I do a bunch of calculations to fill the set and then call QueryPerformanceCounter to measure elapsed time.
I trust exceptions about as far as I can throw them.
Quick question: Are you comparing debug or build versions? Because that can have a huge impact.
Only your second example shows how you're manipulating the data - is there a difference between the two approaches in this respect?
I don't know if there is any guarantee that the compiler will concatenate the calls into member objects (sure and deadly) so they compile down to a single function call.
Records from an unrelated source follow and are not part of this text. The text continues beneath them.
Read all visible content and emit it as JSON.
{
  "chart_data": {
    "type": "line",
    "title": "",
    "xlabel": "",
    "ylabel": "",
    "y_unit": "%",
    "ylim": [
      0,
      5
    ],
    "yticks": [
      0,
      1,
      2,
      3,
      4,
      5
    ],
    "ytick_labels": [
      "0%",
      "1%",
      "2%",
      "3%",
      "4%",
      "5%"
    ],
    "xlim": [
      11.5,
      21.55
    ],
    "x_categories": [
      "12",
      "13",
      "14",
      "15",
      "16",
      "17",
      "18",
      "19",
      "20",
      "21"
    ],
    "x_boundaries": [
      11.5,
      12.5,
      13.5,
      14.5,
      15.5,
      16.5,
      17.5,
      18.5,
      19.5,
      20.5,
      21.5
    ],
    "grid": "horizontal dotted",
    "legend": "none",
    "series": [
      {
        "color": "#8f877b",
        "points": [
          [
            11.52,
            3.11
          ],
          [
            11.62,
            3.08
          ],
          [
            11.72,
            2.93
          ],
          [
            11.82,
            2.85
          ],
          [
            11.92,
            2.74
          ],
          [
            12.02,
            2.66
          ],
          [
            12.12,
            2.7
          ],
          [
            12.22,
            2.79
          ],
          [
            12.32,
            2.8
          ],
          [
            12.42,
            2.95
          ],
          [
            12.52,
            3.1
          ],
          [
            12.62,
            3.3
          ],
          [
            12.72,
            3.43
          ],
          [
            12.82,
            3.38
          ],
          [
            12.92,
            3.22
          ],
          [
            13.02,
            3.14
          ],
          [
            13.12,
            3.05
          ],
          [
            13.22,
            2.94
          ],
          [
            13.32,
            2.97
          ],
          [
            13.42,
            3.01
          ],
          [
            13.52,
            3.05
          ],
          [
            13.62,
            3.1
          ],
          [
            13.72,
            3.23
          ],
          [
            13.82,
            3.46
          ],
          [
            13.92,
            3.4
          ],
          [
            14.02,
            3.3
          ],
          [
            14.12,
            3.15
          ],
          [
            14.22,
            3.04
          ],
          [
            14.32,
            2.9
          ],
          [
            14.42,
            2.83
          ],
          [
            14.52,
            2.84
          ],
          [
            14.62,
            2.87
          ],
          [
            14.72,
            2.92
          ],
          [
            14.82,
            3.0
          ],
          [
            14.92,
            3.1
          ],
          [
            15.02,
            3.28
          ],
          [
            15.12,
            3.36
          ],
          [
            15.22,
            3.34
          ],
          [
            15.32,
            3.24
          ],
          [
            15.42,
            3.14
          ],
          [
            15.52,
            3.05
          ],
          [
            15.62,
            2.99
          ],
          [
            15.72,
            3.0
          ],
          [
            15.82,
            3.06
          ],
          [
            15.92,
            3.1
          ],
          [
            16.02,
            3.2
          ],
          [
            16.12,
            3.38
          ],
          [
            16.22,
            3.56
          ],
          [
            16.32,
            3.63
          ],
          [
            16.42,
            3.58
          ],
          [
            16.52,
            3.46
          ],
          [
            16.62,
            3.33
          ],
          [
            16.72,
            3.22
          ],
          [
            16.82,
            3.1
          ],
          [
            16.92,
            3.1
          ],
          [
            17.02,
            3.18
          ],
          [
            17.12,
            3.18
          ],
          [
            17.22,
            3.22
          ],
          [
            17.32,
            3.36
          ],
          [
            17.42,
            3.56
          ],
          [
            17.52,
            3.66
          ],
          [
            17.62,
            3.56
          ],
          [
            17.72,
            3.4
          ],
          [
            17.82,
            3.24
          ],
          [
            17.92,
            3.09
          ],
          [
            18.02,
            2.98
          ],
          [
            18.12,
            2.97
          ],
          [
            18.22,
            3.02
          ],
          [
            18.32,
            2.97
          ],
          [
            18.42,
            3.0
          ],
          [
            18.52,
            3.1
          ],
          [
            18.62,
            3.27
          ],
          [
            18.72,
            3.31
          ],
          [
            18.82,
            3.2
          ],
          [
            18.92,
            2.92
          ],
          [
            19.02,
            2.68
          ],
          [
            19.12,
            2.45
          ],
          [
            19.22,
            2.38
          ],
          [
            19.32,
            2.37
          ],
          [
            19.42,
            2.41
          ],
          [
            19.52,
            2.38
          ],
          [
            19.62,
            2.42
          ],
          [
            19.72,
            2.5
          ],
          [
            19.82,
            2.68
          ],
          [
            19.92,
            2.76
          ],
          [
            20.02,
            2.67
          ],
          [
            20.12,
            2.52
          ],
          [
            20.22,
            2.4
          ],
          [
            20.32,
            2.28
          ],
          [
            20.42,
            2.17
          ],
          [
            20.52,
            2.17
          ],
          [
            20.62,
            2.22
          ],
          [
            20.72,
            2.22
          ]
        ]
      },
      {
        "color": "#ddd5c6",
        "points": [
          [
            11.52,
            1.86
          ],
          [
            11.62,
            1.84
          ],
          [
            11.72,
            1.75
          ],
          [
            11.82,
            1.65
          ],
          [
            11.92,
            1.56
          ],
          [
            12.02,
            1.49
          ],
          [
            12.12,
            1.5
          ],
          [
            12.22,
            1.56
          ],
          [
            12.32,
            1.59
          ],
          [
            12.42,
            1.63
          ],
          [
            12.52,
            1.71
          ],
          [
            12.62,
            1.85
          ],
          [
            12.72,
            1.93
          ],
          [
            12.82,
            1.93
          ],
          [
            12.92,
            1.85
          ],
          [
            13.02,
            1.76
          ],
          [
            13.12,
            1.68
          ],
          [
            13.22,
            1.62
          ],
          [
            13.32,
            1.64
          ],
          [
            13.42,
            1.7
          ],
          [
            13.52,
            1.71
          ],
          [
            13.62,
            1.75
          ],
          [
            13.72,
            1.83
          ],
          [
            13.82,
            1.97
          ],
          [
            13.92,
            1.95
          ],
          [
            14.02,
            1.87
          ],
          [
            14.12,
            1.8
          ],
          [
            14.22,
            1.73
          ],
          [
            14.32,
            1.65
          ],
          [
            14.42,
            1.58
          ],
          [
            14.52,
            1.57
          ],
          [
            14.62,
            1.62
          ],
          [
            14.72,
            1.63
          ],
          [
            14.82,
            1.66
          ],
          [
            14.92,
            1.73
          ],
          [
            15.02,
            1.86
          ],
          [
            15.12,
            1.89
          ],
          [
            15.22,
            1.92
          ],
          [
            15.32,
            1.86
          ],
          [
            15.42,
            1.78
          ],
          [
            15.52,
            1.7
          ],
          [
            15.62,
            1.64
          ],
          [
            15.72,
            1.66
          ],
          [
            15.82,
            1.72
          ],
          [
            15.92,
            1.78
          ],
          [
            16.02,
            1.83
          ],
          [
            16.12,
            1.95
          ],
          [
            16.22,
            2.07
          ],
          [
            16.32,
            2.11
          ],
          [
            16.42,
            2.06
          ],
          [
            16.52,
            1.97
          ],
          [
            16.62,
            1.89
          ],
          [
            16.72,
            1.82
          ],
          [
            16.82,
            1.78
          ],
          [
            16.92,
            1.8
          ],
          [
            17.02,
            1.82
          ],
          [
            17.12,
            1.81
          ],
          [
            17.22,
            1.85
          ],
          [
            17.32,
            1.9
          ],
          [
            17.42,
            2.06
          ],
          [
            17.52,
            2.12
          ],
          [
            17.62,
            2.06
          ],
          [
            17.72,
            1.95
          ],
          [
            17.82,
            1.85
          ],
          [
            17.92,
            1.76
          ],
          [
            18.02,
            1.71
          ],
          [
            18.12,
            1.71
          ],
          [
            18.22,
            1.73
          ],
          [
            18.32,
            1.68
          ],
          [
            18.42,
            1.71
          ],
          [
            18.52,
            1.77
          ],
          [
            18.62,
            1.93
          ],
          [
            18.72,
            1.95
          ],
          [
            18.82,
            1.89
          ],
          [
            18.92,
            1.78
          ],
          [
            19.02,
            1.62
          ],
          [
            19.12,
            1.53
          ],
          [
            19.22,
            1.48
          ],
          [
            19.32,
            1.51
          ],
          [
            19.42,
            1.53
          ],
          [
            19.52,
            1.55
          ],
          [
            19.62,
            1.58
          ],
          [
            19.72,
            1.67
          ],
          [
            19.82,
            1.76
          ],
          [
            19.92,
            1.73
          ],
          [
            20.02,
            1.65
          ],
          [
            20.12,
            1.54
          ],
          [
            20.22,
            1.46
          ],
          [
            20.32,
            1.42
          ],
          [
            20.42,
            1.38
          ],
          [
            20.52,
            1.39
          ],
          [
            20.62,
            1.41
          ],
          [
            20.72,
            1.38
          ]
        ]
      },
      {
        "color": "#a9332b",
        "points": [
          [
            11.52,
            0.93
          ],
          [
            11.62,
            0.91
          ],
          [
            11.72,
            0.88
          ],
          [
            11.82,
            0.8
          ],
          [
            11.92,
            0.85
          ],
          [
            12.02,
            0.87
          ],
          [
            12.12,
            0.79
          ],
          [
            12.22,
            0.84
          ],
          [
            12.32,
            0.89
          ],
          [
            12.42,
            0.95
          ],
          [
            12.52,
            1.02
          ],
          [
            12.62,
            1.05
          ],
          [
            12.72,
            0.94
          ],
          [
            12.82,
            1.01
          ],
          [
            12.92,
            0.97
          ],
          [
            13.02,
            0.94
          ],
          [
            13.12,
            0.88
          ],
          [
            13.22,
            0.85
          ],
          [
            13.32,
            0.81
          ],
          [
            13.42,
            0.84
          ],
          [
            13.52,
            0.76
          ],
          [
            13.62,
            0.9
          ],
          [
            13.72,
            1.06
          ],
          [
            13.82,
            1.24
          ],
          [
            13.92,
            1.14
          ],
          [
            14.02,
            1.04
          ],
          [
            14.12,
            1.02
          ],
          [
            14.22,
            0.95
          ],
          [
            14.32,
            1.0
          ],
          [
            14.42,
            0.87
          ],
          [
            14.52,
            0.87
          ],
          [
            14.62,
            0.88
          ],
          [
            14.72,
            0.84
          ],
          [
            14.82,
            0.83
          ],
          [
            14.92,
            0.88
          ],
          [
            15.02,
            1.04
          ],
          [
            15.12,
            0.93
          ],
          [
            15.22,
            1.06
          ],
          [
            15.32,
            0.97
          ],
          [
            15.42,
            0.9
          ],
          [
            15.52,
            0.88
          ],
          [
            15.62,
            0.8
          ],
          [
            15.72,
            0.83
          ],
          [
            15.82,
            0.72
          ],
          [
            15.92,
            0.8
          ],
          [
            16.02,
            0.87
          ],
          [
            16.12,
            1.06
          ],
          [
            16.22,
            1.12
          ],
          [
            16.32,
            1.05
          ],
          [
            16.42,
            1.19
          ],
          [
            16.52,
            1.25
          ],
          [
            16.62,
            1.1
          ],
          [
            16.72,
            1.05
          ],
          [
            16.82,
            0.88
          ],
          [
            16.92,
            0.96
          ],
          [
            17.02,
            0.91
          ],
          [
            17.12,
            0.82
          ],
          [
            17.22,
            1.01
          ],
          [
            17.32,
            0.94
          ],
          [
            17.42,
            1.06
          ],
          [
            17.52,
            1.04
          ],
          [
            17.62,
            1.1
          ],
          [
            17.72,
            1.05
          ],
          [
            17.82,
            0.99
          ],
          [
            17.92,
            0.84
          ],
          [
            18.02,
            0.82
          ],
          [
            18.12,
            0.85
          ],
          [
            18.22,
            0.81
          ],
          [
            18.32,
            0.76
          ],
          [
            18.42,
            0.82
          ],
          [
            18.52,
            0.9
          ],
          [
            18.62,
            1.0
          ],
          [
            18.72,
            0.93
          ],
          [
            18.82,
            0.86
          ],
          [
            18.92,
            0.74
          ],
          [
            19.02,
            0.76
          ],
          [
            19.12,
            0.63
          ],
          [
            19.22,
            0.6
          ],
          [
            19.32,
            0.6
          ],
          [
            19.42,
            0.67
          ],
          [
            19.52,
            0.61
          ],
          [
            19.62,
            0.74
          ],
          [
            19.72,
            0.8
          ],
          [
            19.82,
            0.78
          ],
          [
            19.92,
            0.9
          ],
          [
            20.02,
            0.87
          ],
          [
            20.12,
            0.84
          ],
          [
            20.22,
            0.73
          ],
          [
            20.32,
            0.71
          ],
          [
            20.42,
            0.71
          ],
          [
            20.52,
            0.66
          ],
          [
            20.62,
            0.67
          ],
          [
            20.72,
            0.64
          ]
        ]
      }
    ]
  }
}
I think they will optimize access to simple member variables of POD type, so get/set methods are usually optimized down. If that's not the case your incurring 2 function calls for each method (SetDeadly,etc..) and that would explain the increase in cost.

Not sure that might also be due to the class being a templated and how robust gcc optimizes for templates classes. Too many unknowns really to determine that.

You'll have to break it down and systematically test for these possibilities.

Good Luck!

-ddn
You may be able to also suggest/enforce "inline", but if it's enforce, be careful - A good compiler is usually right about optimization.
Aren't functions defined in a header always inline?
Also, yes it is release build, with -O2 enabled.
I trust exceptions about as far as I can throw them.
Inline (AFAIK) in most compilers is an attribute given to a function/method to suggest or enforce, well, inlining. I may be wrong, but I don't think it's the kind of thing that would go in a header, generally - It would go on specific functions (Possibly on the functions in the header, just to confuse things)
Quote:Original post by Storyyeller
Aren't functions defined in a header always inline?
Also, yes it is release build, with -O2 enabled.
Yeah if you implement the function inside the body of the class like you have, then it's implicitly inline (i.e. it's the same as if you put the inline keyword on the front). However, the inline keyword is just a hint to the compiler that you'd like it to be inlined (and a warning to the linker that it's going to find duplicates), the compiler can still choose not to inline it if it wants to.
Some compilers have extra keywords, like __forceinline that are stronger than just "hints".